All of the people who believed in me, my professor, my friends, they kind of helped me go inside myself and not hear all of those voices, that were telling me, “No, it’s not possible. You need a fiscal sponsorship. You need a 501(c)(3). You need to be a registered non-profit.” I was able to get book donations from [an editor] in Mexico City who donated books about art history; the Seattle Art Museum donated posters and books as well. It was just amazing how people just came and gave. Some of them donated some money because I made a Kickstarter campaign.

Do you keep in contact with any of the women?

The 23-year old, she was an architecture student before she got into the prison. But before I left, she asked me for my email.

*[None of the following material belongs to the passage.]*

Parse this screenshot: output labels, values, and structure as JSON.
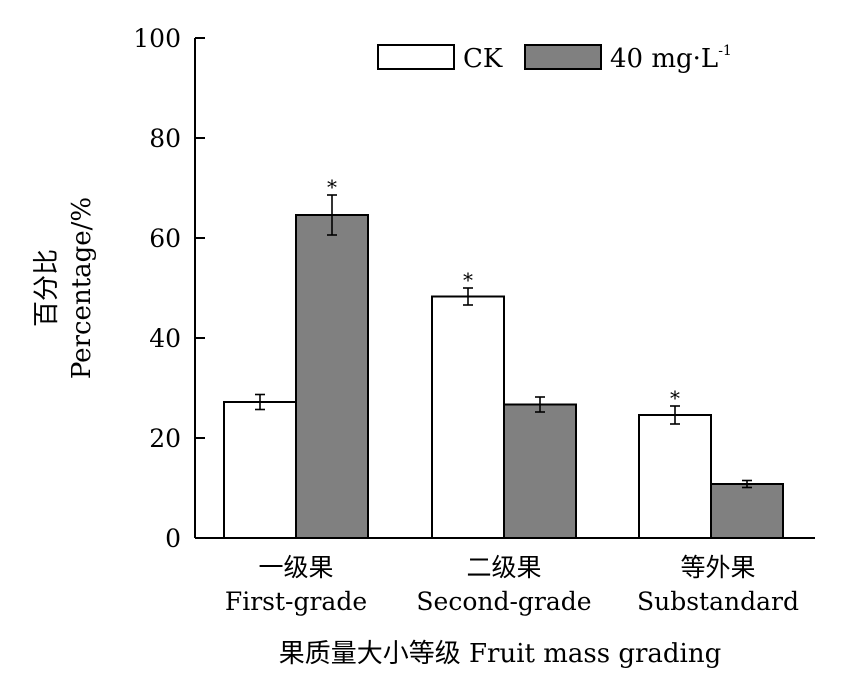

And she said she wanted to be in contact with me when she left, when she was finally able to get out, but I haven’t had contact with them. I think about them literally all the time. I do keep in contact with the director and with the coordinator who allowed me to do it.

Was there anything about the work they produced that surprised you?

The collages that they made were mind-blowing to me. With just paper, glue, and clippings, they were able to put so many of their emotions onto a piece of paper. It was interesting to see that this symbol began to appear in almost every collage. The symbol was the image of a clock or a watch that they had incorporated in some way. If you see just one, maybe you don’t notice it. But when I saw that same symbol throughout the collages, it really broke my heart because their sense of time is completely distorted. They are kind of fighting against time, in a way, because they can’t just wait to get out. It’s almost like a huge weight they have to lift every day, and they can’t really talk about it because they are all in the same situation. I was not expecting to see that, to see it come out through the collage in that way.

One of the inmates told me at the end, “You know what? Before you came, I really felt that this thing, art history, was really boring. I thought it was just going to be really like, ‘What’s the point?’ But after what we’ve been talking about, I actually think it’s really interesting when you learn how to see.” Everything was worthwhile when she told me that, because you never know how much you can affect someone. But that’s always the goal, right? Even if it’s small.